Akademik Veri Yönetim Sistemi
CLINICAL TRANSPLANTATION, cilt.24, sa.6, ss.848-854, 2010 (SCI-Expanded)
Hepatocellular damage takes place as a result of ischemia and reperfusion during liver transplantation (LT). To discriminate the type of cell death and quantitate its severity may provide new insights into the mechanisms of hepatocellular damage. Therefore, we investigated the type of cell death by ELISA-based assays in patient sera. Apoptosis was specifically assessed by measuring a novel soluble biomarker, the caspase-cleaved cytokeratin 18, while total cell death (apoptosis and necrosis) by cytokeratin 18 released from dead (necrotic and apoptotic) cells. Twenty-seven live (LDLT) and 14 deceased (DDLT) donor liver transplantations were analyzed before the operation, at the anhepatic stage, first, sixth and 24th hour after the reperfusion. Both apoptosis and total cell death have successfully been demonstrated although they have not been confirmed by the liver biopsy that is impossible to perform in this setting.
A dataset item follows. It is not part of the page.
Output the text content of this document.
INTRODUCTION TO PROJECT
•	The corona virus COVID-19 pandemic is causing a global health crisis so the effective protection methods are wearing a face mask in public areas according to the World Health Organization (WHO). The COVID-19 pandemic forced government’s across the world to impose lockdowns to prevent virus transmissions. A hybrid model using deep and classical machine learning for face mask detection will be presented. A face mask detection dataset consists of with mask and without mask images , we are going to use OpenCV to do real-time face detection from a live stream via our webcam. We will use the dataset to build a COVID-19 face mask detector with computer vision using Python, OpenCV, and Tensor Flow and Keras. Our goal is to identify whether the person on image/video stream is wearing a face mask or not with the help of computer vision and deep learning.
Apoptosis was not induced in LDLT. Total cell death (primarily necrosis) only transiently appeared the first hour after the reperfusion in LDLT, while it sharply increased the first hour after the reperfusion and maintained its level in DDLT. Soluble cytokeratin 18 biomarkers seem to be useful to discriminate and quantitate the type of cell death during early ischemia and reperfusion periods of LT.